Q: What would your concerns be for the acquisition?
A: Focus. Red Hat’s certainly proven that a platform company can pretty seamlessly integrate a middleware business, but VMware’s focus and commitments are to some extent far more broad than Red Hat’s prior to its acquisition of JBoss. The integration of SpringSource and its diverse-for-its-size businesses will present VMware with challenges in focus, but probably nothing that’s not manageable, given the typical Spring account.

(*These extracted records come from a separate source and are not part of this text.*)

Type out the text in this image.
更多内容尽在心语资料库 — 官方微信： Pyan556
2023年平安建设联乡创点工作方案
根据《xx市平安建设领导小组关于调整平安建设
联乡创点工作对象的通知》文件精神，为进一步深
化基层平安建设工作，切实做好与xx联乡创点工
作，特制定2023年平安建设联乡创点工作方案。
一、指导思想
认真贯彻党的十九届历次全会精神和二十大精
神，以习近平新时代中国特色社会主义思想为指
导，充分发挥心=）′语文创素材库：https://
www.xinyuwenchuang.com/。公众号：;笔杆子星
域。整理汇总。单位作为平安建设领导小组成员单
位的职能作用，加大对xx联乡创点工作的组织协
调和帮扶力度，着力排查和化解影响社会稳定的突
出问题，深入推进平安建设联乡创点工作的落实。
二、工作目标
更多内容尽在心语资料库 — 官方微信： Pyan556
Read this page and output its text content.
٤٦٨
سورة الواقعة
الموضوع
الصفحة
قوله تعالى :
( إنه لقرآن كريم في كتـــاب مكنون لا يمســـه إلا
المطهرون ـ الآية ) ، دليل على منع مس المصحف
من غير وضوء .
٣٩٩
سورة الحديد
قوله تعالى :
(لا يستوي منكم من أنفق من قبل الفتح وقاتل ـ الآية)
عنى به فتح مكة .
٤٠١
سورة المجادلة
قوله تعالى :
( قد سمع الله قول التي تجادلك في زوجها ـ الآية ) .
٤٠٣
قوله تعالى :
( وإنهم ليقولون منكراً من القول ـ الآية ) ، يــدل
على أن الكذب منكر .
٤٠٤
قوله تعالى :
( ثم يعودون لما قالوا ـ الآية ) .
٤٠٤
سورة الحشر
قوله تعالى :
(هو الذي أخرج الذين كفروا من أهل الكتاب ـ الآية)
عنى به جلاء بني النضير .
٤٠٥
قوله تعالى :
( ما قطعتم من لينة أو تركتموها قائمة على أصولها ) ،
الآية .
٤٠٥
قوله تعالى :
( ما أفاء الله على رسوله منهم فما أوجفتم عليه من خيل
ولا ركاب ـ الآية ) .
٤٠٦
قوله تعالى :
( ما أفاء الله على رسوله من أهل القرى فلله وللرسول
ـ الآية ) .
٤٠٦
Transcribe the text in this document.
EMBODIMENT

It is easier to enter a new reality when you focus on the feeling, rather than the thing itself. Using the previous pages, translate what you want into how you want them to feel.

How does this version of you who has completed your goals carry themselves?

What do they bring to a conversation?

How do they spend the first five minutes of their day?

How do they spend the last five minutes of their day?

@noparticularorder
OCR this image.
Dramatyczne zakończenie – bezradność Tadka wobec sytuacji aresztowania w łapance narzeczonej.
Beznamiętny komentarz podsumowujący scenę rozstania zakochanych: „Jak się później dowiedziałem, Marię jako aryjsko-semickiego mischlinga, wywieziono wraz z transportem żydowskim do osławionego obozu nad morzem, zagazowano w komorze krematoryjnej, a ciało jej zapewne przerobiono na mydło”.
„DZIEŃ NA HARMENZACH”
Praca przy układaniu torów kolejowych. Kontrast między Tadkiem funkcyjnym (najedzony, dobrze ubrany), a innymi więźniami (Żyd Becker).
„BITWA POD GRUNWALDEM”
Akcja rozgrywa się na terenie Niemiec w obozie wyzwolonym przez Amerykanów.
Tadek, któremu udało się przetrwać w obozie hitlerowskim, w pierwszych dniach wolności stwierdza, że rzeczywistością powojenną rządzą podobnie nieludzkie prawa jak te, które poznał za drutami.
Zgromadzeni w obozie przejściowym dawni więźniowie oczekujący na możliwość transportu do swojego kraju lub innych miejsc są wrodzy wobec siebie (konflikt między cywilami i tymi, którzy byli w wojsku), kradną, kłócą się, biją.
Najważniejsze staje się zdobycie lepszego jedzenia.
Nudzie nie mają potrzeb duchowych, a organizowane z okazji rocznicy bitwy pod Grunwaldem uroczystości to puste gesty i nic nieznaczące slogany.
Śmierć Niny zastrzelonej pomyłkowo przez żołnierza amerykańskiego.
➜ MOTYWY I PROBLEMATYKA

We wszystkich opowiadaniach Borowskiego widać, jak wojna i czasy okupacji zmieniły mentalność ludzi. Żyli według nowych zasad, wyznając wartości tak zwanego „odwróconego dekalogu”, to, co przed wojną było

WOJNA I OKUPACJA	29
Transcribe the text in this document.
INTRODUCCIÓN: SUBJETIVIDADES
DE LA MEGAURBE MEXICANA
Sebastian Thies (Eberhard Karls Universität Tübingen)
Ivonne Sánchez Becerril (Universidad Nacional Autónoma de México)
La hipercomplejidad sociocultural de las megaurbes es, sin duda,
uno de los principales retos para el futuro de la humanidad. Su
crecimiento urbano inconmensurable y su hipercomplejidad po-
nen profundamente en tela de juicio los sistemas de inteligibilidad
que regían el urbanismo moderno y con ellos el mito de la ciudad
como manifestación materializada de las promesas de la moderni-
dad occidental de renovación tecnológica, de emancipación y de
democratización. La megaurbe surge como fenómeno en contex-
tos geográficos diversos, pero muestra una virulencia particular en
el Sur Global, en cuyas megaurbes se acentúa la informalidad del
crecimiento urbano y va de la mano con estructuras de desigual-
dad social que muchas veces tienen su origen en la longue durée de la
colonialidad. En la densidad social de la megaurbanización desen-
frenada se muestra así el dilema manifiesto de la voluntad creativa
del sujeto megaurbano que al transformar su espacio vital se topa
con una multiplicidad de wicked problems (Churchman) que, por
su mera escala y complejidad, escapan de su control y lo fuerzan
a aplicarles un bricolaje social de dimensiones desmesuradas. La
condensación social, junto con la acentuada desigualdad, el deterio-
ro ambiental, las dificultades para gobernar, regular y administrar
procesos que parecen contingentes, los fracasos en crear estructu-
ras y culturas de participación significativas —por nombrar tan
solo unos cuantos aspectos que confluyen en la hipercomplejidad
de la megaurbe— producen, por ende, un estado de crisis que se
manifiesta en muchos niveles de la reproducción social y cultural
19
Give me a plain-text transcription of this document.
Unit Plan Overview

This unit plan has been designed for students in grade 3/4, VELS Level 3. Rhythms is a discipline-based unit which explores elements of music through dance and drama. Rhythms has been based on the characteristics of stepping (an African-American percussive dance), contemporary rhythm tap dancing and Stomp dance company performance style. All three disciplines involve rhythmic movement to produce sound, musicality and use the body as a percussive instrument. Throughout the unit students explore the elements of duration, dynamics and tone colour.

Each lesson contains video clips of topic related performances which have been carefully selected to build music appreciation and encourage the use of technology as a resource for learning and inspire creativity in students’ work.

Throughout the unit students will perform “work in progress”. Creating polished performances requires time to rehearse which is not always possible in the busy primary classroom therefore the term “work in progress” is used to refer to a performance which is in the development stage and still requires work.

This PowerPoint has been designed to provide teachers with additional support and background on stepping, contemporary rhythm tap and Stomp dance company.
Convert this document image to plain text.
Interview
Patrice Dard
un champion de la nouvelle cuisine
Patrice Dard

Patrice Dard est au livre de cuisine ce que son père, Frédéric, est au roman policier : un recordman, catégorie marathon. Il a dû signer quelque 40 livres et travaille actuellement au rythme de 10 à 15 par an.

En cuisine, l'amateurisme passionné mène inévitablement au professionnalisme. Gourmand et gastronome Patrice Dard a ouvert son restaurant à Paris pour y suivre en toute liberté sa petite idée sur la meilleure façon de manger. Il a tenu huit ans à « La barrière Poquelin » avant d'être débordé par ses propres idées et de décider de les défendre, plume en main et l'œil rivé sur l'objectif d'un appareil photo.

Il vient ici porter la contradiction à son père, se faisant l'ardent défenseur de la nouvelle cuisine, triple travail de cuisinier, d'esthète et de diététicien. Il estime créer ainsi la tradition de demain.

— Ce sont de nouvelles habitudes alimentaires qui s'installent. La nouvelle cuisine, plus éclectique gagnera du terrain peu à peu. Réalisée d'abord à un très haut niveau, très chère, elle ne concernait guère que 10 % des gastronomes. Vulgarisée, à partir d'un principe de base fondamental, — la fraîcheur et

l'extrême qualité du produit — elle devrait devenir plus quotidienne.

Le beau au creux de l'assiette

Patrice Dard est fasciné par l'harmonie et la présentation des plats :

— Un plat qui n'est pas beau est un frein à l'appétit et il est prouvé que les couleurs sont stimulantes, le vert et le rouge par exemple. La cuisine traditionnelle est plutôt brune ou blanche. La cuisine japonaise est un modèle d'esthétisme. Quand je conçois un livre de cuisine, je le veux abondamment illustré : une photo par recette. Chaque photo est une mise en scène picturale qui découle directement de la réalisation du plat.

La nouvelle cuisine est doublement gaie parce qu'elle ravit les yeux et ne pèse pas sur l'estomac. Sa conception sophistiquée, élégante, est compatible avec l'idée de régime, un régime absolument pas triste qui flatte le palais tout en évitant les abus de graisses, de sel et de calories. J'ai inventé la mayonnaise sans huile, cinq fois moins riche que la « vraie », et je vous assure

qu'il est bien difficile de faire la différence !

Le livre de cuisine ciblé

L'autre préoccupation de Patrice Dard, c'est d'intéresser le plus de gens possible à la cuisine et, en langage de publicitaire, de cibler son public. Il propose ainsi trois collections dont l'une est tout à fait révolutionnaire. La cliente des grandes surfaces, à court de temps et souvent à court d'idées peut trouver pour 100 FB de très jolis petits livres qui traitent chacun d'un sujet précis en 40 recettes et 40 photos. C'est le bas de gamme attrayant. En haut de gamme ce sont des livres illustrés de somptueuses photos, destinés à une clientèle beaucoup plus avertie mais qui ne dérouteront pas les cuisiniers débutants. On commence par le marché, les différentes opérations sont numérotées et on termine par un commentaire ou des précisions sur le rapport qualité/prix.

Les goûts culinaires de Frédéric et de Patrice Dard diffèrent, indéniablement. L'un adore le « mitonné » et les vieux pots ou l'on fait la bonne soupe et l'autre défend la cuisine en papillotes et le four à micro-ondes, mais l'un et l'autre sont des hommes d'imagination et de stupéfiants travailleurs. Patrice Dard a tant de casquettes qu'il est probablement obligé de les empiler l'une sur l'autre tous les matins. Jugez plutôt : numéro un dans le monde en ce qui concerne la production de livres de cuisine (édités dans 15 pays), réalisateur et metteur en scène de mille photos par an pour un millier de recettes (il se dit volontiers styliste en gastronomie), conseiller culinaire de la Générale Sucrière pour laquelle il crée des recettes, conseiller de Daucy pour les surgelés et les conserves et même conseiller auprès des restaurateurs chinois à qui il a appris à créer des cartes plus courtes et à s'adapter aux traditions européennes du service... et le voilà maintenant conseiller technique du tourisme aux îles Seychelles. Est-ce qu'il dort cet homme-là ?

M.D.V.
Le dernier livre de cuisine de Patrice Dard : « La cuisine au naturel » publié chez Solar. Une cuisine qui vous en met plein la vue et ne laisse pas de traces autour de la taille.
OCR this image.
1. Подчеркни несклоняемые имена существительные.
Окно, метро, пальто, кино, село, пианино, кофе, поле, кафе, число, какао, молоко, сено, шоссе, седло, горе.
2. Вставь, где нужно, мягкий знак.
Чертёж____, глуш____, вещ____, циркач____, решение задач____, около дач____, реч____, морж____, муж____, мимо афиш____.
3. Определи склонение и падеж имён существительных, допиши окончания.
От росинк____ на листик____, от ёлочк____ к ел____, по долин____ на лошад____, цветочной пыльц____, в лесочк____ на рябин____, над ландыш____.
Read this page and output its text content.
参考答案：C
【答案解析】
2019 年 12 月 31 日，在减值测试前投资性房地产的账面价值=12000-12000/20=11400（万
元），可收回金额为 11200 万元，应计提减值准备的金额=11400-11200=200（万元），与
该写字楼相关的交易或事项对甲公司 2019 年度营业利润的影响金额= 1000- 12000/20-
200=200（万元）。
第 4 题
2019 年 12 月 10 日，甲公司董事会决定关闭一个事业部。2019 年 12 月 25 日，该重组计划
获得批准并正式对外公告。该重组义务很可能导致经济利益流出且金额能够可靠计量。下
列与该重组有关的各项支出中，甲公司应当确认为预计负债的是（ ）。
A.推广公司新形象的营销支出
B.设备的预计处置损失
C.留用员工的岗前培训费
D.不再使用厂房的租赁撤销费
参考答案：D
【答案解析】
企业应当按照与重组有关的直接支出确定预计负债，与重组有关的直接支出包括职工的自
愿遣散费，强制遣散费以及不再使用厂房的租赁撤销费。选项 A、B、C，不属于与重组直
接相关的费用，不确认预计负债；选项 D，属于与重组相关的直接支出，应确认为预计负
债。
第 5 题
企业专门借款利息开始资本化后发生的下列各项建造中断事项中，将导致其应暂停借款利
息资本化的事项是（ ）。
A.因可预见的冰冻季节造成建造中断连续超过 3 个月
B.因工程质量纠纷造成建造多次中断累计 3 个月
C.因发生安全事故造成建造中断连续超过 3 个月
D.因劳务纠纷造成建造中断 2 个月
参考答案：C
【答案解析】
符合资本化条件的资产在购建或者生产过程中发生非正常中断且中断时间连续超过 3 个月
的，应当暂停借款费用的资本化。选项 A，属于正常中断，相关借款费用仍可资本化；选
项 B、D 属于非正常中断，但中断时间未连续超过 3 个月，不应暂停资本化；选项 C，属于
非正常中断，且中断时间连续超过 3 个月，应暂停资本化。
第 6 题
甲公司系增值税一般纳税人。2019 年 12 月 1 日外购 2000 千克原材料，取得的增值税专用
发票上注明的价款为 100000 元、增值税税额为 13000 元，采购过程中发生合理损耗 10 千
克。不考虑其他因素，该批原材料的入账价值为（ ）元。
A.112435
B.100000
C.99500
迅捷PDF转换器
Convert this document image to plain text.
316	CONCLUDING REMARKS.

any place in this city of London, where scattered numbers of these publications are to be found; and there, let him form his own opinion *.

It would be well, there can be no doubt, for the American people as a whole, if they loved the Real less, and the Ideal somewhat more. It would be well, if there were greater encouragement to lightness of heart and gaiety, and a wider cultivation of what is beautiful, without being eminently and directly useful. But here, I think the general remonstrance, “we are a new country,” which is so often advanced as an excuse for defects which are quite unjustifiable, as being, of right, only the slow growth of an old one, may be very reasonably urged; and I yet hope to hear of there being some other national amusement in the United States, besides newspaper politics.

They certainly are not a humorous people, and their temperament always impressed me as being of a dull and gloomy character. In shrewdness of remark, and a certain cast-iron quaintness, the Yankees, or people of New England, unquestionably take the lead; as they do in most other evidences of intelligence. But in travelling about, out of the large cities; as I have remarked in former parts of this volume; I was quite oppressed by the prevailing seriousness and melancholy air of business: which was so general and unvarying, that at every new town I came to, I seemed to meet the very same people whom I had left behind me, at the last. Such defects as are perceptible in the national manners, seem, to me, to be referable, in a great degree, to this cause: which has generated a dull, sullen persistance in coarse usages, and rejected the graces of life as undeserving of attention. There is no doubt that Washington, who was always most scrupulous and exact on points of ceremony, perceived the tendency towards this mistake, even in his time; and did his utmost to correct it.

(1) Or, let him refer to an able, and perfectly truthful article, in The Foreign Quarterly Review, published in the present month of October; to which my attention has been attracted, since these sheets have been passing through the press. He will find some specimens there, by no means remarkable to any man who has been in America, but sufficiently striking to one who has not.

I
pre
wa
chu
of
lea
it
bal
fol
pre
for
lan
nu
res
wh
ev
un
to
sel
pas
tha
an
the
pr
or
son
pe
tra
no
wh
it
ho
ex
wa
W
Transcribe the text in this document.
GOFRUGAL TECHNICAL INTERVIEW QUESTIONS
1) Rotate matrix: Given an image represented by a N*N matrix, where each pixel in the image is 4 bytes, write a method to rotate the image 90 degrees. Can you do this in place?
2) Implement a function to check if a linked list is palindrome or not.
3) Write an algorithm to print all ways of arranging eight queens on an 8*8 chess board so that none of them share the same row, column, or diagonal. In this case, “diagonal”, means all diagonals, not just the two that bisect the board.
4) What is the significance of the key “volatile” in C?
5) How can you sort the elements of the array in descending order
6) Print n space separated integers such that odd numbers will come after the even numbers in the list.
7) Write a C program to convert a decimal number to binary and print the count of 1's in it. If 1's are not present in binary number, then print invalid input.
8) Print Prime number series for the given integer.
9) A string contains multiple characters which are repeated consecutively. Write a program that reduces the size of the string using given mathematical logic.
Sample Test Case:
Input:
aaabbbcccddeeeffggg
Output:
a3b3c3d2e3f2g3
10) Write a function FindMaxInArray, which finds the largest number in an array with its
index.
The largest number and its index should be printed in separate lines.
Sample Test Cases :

Q: Who should be concerned by this acquisition?
A: Most are pointing to Red Hat as the firm most obviously impacted by this announcement, and I would tend to agree. VMware’s virtualization play is, ultimately, about disintermediating the operating system by abstracting it from the underlying hardware. SpringSource, on the other hand, abstracts the application from the operating system. By loosening the coupling at both ends of the spectrum, VMware is in some sense attempting to descrease the importance and relevance of the operating system itself. And in spite of the performance of JBoss, that’s a problem for Red Hat, far more so than the fact that VMware acquired a competitive open source stack.

Others too, from HP to IBM to Microsoft to Sun should probably be at least moderately concerned. VMware could be handled – or so it’s been said to me – when they were relegated to the thin layer between the operating system and the underlying metal, but between its growing management ambitions and its new foray into the Java middleware space, VMware represents a growing threat to some of the established enterprise vendors. Particularly because, at least in the Java space, it has very little legacy to contend with, and can thus be both nimble and aggressive in righting some of the J2EE wrongs.

Q: Having speculated that this is all for growth and for the street, how do you think they’ll appreciate the news?
A: Well, the stock’s trading lower after the news – potentially on the valuation – but I think if VMware can deliver on the short term promise, we’ll see that come back up.